Each neuron in an ANN has an Activation Function, which we denote with f(). At first this mathematical function, receives the input x (i.e., pre-activation) to the neuron. Next, it does some mathematical manupulation to it (i.e., f()), and finally spits out the result (i.e., f(x)).

**The golden question**: How should we choose this f()?

You might be slightly tempted to choose a simple linear function (Discussed in the previous post) for the neurons in your ANN, where for each neuron: f(x) = x.

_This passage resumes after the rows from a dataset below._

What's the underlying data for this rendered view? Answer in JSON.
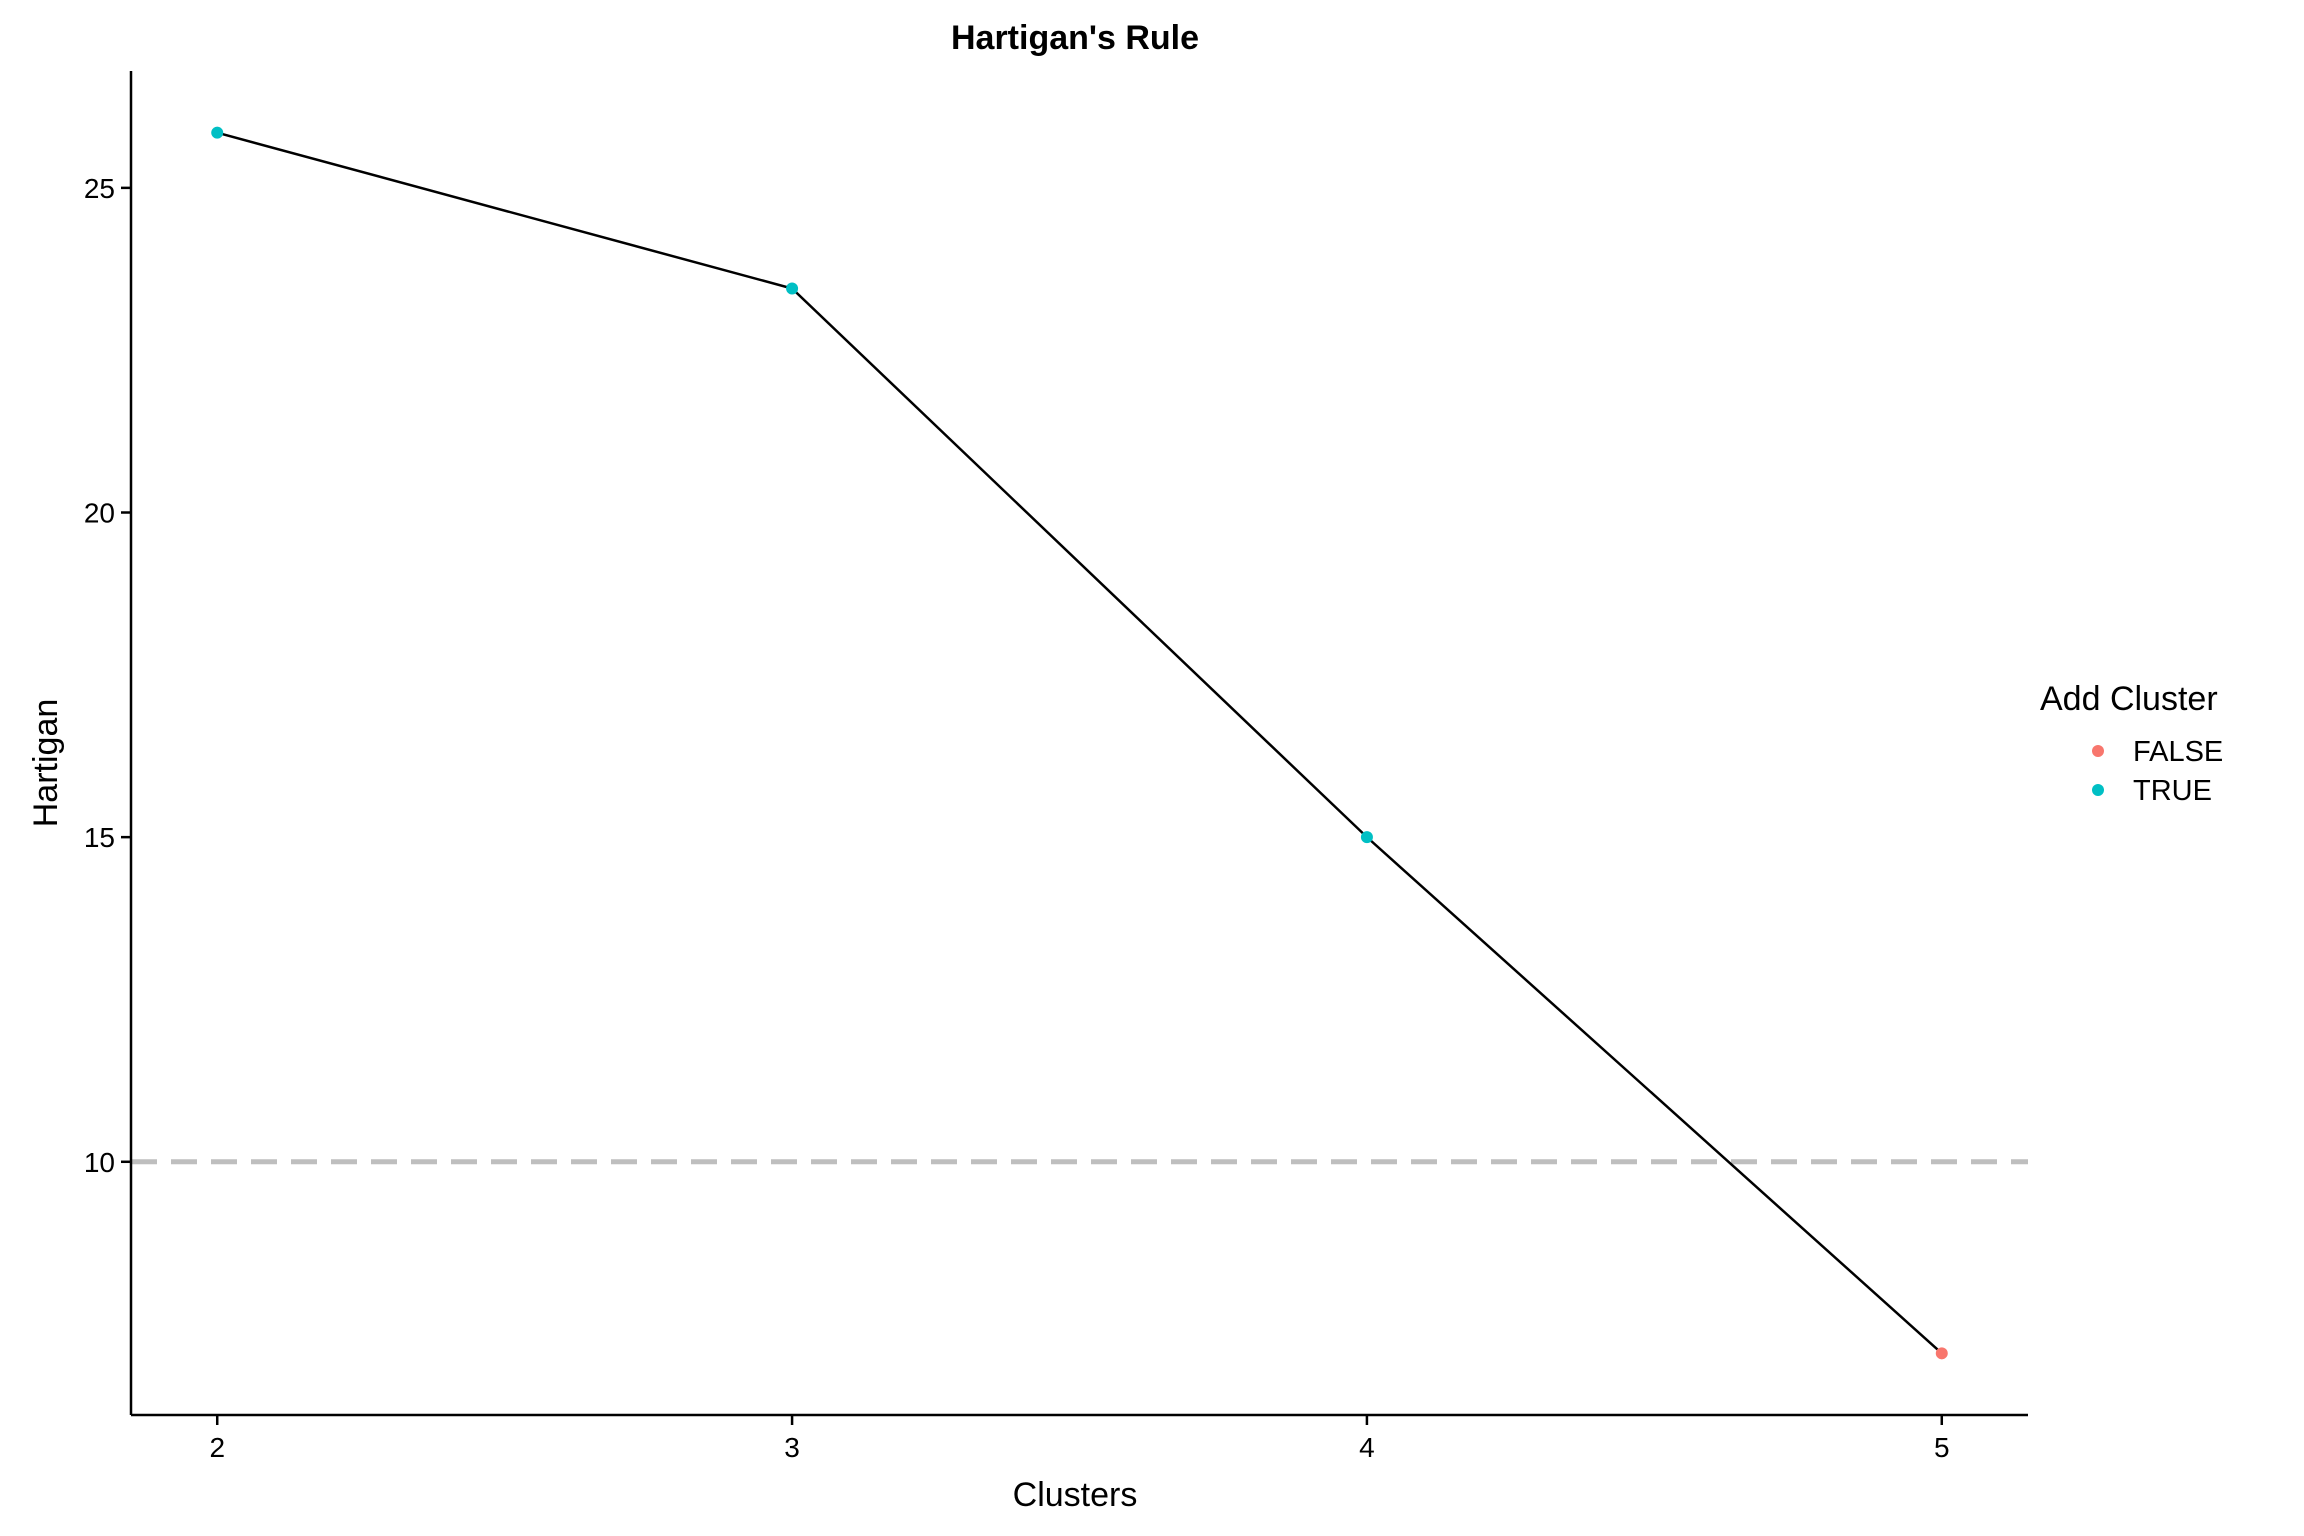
{
  "chart_data": {
    "type": "line",
    "title": "Hartigan's Rule",
    "xlabel": "Clusters",
    "ylabel": "Hartigan",
    "x": [
      2,
      3,
      4,
      5
    ],
    "y": [
      25.85,
      23.45,
      15.0,
      7.05
    ],
    "add_cluster": [
      "TRUE",
      "TRUE",
      "TRUE",
      "FALSE"
    ],
    "x_ticks": [
      2,
      3,
      4,
      5
    ],
    "y_ticks": [
      10,
      15,
      20,
      25
    ],
    "xlim": [
      1.85,
      5.15
    ],
    "ylim": [
      6.1,
      26.8
    ],
    "reference_line": {
      "y": 10,
      "style": "dashed",
      "color": "#bebebe"
    },
    "line_color": "#000000",
    "grid": false,
    "legend": {
      "title": "Add Cluster",
      "position": "right",
      "entries": [
        {
          "label": "FALSE",
          "color": "#F8766D"
        },
        {
          "label": "TRUE",
          "color": "#00BFC4"
        }
      ]
    }
  }
}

**Congratulations!** Now you have multiple layers of cascaded linear units across your entire ANN! The result of many many nested lines is still a line! Thus, your entire ANN still produces linear functions. **Under-whelming indeed!**

We are interested in ANNs that can represent highly sophisticated non-linear functions, which is the type of problem we face in the real world! So, non-linearity is a desirable feature of an activation function!

Can we use a perceptron unit as our activation function across our ANN? The problem is that the perceptron unit is discontinuous at 0, and hence, non-differentiable at 0. As a result, this makes it unsuitable for gradient descent.\

In conclusion, our expectations from f() are two-fold:

**We want f() to be non-linear.** This makes the entire ANN a collection of nested non-linear functions, capable of representing some scary non-linear function.**We want f() to be continuous, and differentiable** with respect to its input. This makes the entire ANN trainable using gradient descent. Great stuff!